Q2: Why are policymakers still largely focused on the economic aspects of pensions? MM: "Policymakers are right to focus on the economic aspects of providing pension benefits, but should not lose sight of the bigger question: how can we create a sustainable system to fund a longer life? We need to look, not only at the cost of pensions, but also the cost of providing healthcare and other services to people as they get older and should look for opportunities to reduce and redistribute these costs. Programs that help people stay active and maintain good health will reduce the burden on our healthcare systems. Finding ways for people to continue working in jobs that are fulfilling and appropriate will mean that people can draw down on their pension in a more gradual way."
Q3: In which aspects is retirement more than a financial challenge? MM: "It's a common theme that we've seen every year in the Aegon Retirement Readiness Survey; globally, more than half of the workers interviewed envision some form of work in retirement. Yet, the sobering reality is that close to two-in-five retirees retired sooner than they planned and the most commonly cited reason for this was their own ill-health. This shows that preparing for retirement is more than just a financial challenge; it requires us also to focus on maintaining good health so that we can do the things we want to do as we get older, whether that is continuing working or pursuing our hobbies."
Q4: What should be done to renew the vision on retirement? MM: "For the past seven years, Aegon has been conducting research on people's attitudes and readiness for retirement. The Aegon Retirement Readiness Survey covers 15 countries in Europe, the Americas, Asia and Australia, interviewing 16,000 people. In our most recent report, The New Social Contract: a blueprint for retirement in the 21st century, we identified nine essential design features. Two of these are particularly important in renewing our vision on retirement. A positive view of aging is paramount for the new social contract.
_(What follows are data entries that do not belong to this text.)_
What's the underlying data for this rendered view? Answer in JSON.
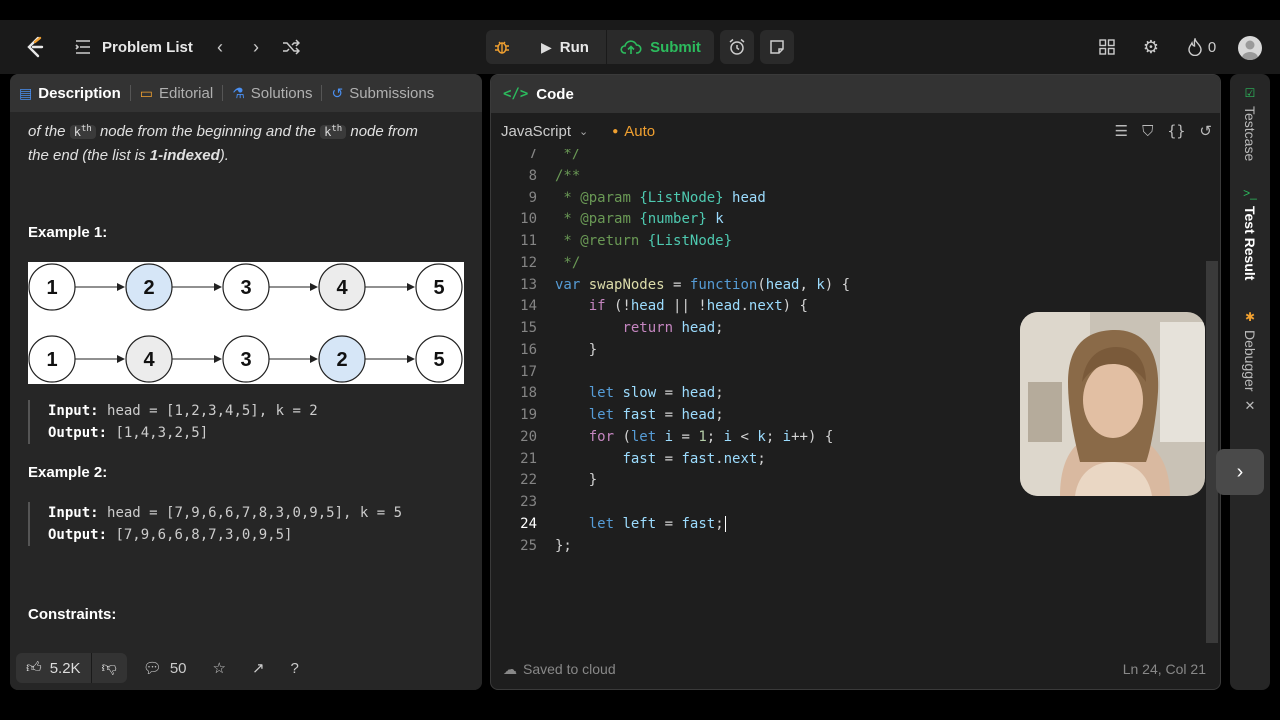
{
  "topbar": {
    "problem_list": "Problem List",
    "run_label": "Run",
    "submit_label": "Submit",
    "streak_count": "0"
  },
  "tabs": [
    {
      "label": "Description",
      "icon": "document-icon"
    },
    {
      "label": "Editorial",
      "icon": "book-icon"
    },
    {
      "label": "Solutions",
      "icon": "flask-icon"
    },
    {
      "label": "Submissions",
      "icon": "history-icon"
    }
  ],
  "description": {
    "line1_pre": "of the ",
    "k": "k",
    "th": "th",
    "line1_mid": " node from the beginning and the ",
    "line1_post": " node from",
    "line2_pre": "the end (the list is ",
    "line2_bold": "1-indexed",
    "line2_post": ")."
  },
  "example1": {
    "heading": "Example 1:",
    "top_row": [
      "1",
      "2",
      "3",
      "4",
      "5"
    ],
    "bottom_row": [
      "1",
      "4",
      "3",
      "2",
      "5"
    ],
    "input_label": "Input:",
    "input_value": "head = [1,2,3,4,5], k = 2",
    "output_label": "Output:",
    "output_value": "[1,4,3,2,5]"
  },
  "example2": {
    "heading": "Example 2:",
    "input_label": "Input:",
    "input_value": "head = [7,9,6,6,7,8,3,0,9,5], k = 5",
    "output_label": "Output:",
    "output_value": "[7,9,6,6,8,7,3,0,9,5]"
  },
  "constraints_heading": "Constraints:",
  "footer_left": {
    "likes": "5.2K",
    "comments": "50"
  },
  "code_panel": {
    "title": "Code",
    "language": "JavaScript",
    "auto": "Auto",
    "saved": "Saved to cloud",
    "cursor_pos": "Ln 24, Col 21"
  },
  "code_lines": [
    {
      "n": "7",
      "t": " */"
    },
    {
      "n": "8",
      "t": "/**"
    },
    {
      "n": "9",
      "t": " * @param {ListNode} head"
    },
    {
      "n": "10",
      "t": " * @param {number} k"
    },
    {
      "n": "11",
      "t": " * @return {ListNode}"
    },
    {
      "n": "12",
      "t": " */"
    },
    {
      "n": "13",
      "t": "var swapNodes = function(head, k) {"
    },
    {
      "n": "14",
      "t": "    if (!head || !head.next) {"
    },
    {
      "n": "15",
      "t": "        return head;"
    },
    {
      "n": "16",
      "t": "    }"
    },
    {
      "n": "17",
      "t": ""
    },
    {
      "n": "18",
      "t": "    let slow = head;"
    },
    {
      "n": "19",
      "t": "    let fast = head;"
    },
    {
      "n": "20",
      "t": "    for (let i = 1; i < k; i++) {"
    },
    {
      "n": "21",
      "t": "        fast = fast.next;"
    },
    {
      "n": "22",
      "t": "    }"
    },
    {
      "n": "23",
      "t": ""
    },
    {
      "n": "24",
      "t": "    let left = fast;"
    },
    {
      "n": "25",
      "t": "};"
    }
  ],
  "rail": {
    "testcase": "Testcase",
    "test_result": "Test Result",
    "debugger": "Debugger"
  },
  "colors": {
    "accent_blue": "#4a8ff0",
    "submit_green": "#2cbb5d",
    "auto_orange": "#f0a030",
    "node_highlight": "#d6e6f7",
    "node_gray": "#ececec"
  }
}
It should celebrate the value of older individuals and take full advantage of the gift of longer lives. We also need to create a more age-friendly world in which people can 'age in place' in their own homes, and live in vibrant communities designed for people of all ages that promote vitality, health, productivity, and economic growth."
Q5: Can you share your personal views on this? MM: "I value the feeling of independence I get from working and want to make a contribution as long as I can. I realize that this will change over time but I want to be in control of how this happens. I hope that I can be the one to decide when and how I phase into retirement at a time that is right for me. I think many people are of a similar mindset and hope that we can find a way to introduce more flexibility into our retirement systems so that people have greater possibilities to save for the future and feel confident about retiring in a comfortable lifestyle. Making this hope a reality will require a greater commitment by the existing social partners to work together, and also the inclusion of new partners for people to feel empowered to make decisions and informed about the choices they have."